Im ersten Verfahren führte die Beschwerdeführerin zusammengefasst aus, dass sie in Nigeria bei einer gleichgeschlechtlichen Handlung von der Polizei erwischt wurde und dann von Schleppern nach Griechenland gebracht worden sei. Sie werde von der Familie der nigerianischen Partnerin und der Polizei gesucht. Die belangte Behörde kam in diesem ersten Asylverfahren, aufgrund verschiedener Widersprüchlichkeiten und oberflächlichen Angaben zum Schluss, dass das Vorbringen der Beschwerdeführerin als gänzlich unglaubwürdig zu erachten sei und deshalb keine Asylrelevanz aufweise. Mit Erkenntnis des Bundesverwaltungsgerichtes vom 17.09.2018 wurde die Entscheidung der belangten Behörde nach Abhaltung einer mündlichen Beschwerdeverhandlung rechtskräftig bestätigt.

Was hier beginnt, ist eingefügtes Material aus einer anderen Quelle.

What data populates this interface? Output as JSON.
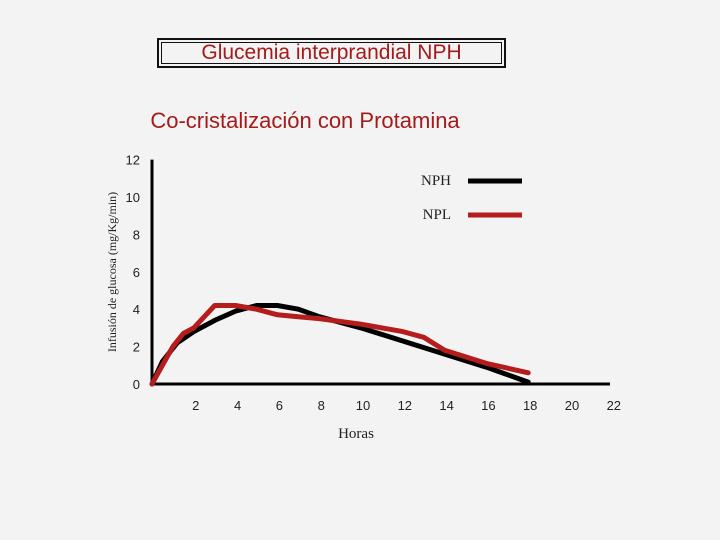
{
  "title": "Glucemia interprandial NPH",
  "subtitle": "Co-cristalización con Protamina",
  "colors": {
    "title": "#a51a1a",
    "nph": "#000000",
    "npl": "#b51c1c",
    "axis": "#000000"
  },
  "chart_data": {
    "type": "line",
    "xlabel": "Horas",
    "ylabel": "Infusión de glucosa (mg/Kg/min)",
    "xlim": [
      0,
      22
    ],
    "ylim": [
      0,
      12
    ],
    "xticks": [
      2,
      4,
      6,
      8,
      10,
      12,
      14,
      16,
      18,
      20,
      22
    ],
    "yticks": [
      0,
      2,
      4,
      6,
      8,
      10,
      12
    ],
    "grid": false,
    "legend_position": "top-right",
    "series": [
      {
        "name": "NPH",
        "color": "#000000",
        "x": [
          0,
          0.5,
          1.2,
          2,
          3,
          4,
          5,
          6,
          7,
          8,
          10,
          12,
          14,
          16,
          18
        ],
        "y": [
          0,
          1.2,
          2.2,
          2.8,
          3.4,
          3.9,
          4.2,
          4.2,
          4.0,
          3.6,
          3.0,
          2.3,
          1.6,
          0.9,
          0.1
        ]
      },
      {
        "name": "NPL",
        "color": "#b51c1c",
        "x": [
          0,
          0.5,
          1,
          1.5,
          2,
          3,
          4,
          5,
          6,
          7,
          8,
          10,
          12,
          13,
          14,
          16,
          18
        ],
        "y": [
          0,
          1.0,
          2.0,
          2.7,
          3.0,
          4.2,
          4.2,
          4.0,
          3.7,
          3.6,
          3.5,
          3.2,
          2.8,
          2.5,
          1.8,
          1.1,
          0.6
        ]
      }
    ]
  }
}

Im Beschwerdeschriftsatz wurde nunmehr angegeben, dass keine entschiedene Sache vorliege und die Beschwerdeführerin ein asylrelevantes Vorbringen erstattet habe. In diesem Kontext ist darauf hinzuweisen, dass die Beschwerdeführerin nur sieben Monate nach rechtskräftiger Abweisung am 17.04.2019 einen Folgeantrag stellte und angab, die Fluchtgründe nach wie vor aufrecht zu halten und außerdem den Sachverhalt ergänzen zu wollen. Sie habe aus Angst nicht alles beim ersten Antrag angegeben. Das Vorbringen der Beschwerdeführerin betreffend Verfolgung wegen homosexueller Handlungen in Nigeria wurde bereits im Erstverfahren behandelt. Ergänzend gab die Beschwerdeführerin in ihrem gegenständlichen Folgeantrag an, von Schleppern nach Griechenland gebracht worden zu sein, um dort der Prostitution nachzugehen und der dortigen Zuhälterin noch EUR 25.000,- zu schulden. Diese Umstände sind weder neu entstanden noch erst jetzt herausgekommen. Das Vorbringen baut auf einer bereits als unglaubwürdig beschiedenen Fluchtgeschichte auf und sind keine Anhaltspunkte zu erblicken, die die Geschichte nunmehr doch glaubhaft erscheinen ließen. Gerade die Rechtfertigung, sie habe aus Sorge um ihre Mutter erst jetzt die Wahrheit sagen können, nachdem diese im Oktober 2018 verstorben sei, ist nicht nachvollziehbar. Im Erstverfahren gab die Beschwerdeführerin an, dass bereits beide Elternteile verstorben seien. Es handelt sich um eine Abwandlung der bereits im Erstverfahren dargestellten Fluchtgeschichte und wäre dieses Vorbringen zudem schon im ersten Asylverfahren zu erstatten gewesen.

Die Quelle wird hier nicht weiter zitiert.